Çok işlevli zaviye yapıları Erken Dönem Osmanlı mimarlığının başlıca yapı türlerinden biridir. Zaviyeler, giriş aksı üzerinde, kapalı avlu durumundaki merkezi mekânın, biri mihrap önü kubbesi olmak üzere üç eyvanla çevrelenmesinden oluşan ters T plan şemasına sahiptir. Bu plan Orta Asya’dan Anadolu’ya taşınan dört eyvanlı plan şemasından türemiştir.
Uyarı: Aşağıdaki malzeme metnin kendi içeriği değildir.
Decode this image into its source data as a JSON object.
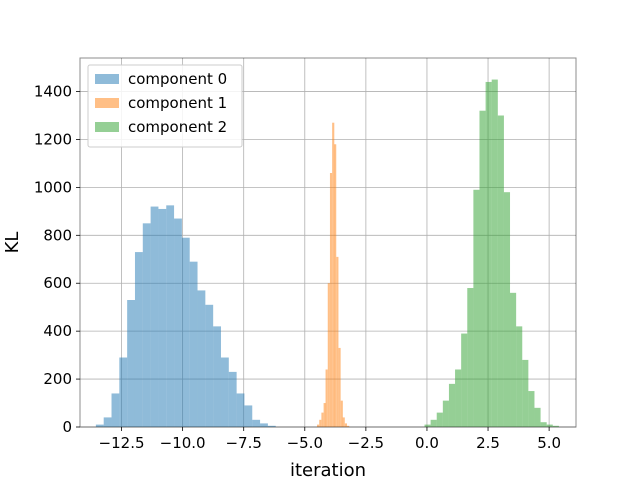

Ters (T), Çok işlevli, Tabhaneli, Sofalı, İmaret veya Fütüvvet Camisi adlarıyla da bilinirler. Doğu ve batı yönlerinde yer alan kubbeli birimler tabhane, zemini orta mekândan yükseltilmiş mihrap önü kubbesi ise asıl ibadet mekânı olarak kullanılmıştır. Bu türün Osmanlı Devletinin hüküm sürdüğü İznik ve Bursa bölgesinde yapılmış çok sayıdaki örneği günümüze kadar ulaşmıştır.
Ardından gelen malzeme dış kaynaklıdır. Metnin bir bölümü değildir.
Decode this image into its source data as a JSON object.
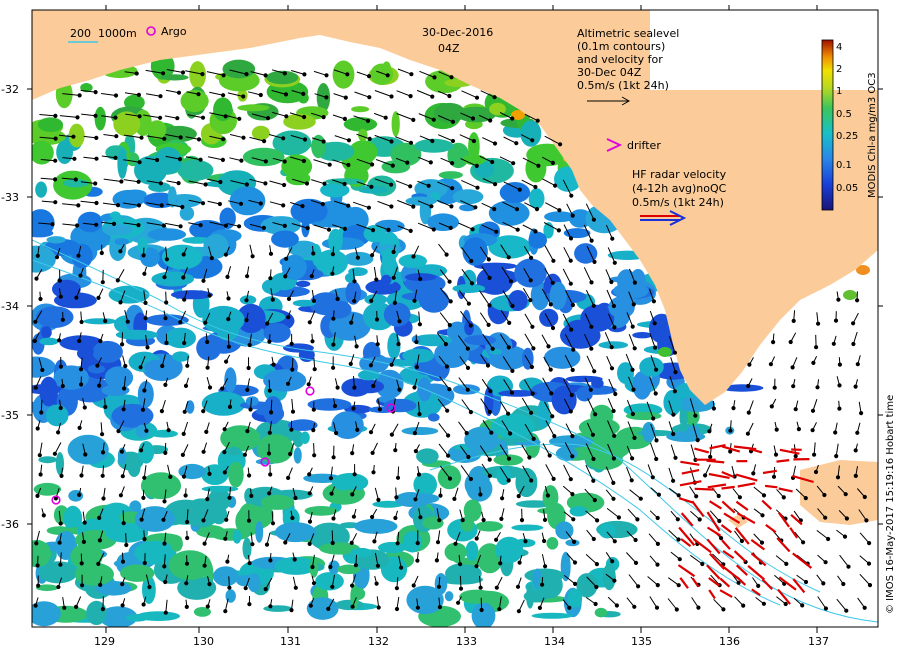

Yeşil Türbe olarak bilinen Çelebi Sultan Mehmet türbesinin plan şeması nasıldır?
Yeşil Türbe olarak bilinen Çelebi Sultan Mehmet türbesi Sekizgen planlı ve kubbeli türbe Osmanlı döneminde tercih edilecek olan tipolojinin erken örneklerinden biridir. Selçuklu döneminde tercih edilen konik külahlı kümbetler yerine kare ya da çokgen planın kubbeyle örtüldüğü tipik Osmanlı türbeleri yapı tipolojilerinde standartların oluşmaya başladığının ipuçlarından sayılabilir.
Erken önem Osmanlı mimarlığında bilinen ilk cami nerede kaç yılında yapılmıştır? Açıklayınız.
İznik, Bursa ve Edirne bölgesinde ilk örneklerini veren Osmanlı mimarlığında bilinen ilk cami İznik’te 1333’de tamamlanan Hacı Özbek Mescidi’dir. Cami, tek kubbe ile örtülü kare bir plan ve tonozla örtülü, üç bölümlü son cemaat yeri olan bu mescit türünün karakteristik bir örneğidir. Tek kubbeli camilerde kubbe çapları giderek büyüyerek kubbe, sadece bir örtü elemanı olmanın ötesinde yapının mimari kimliğini oluşturan temel öğe olmuştur.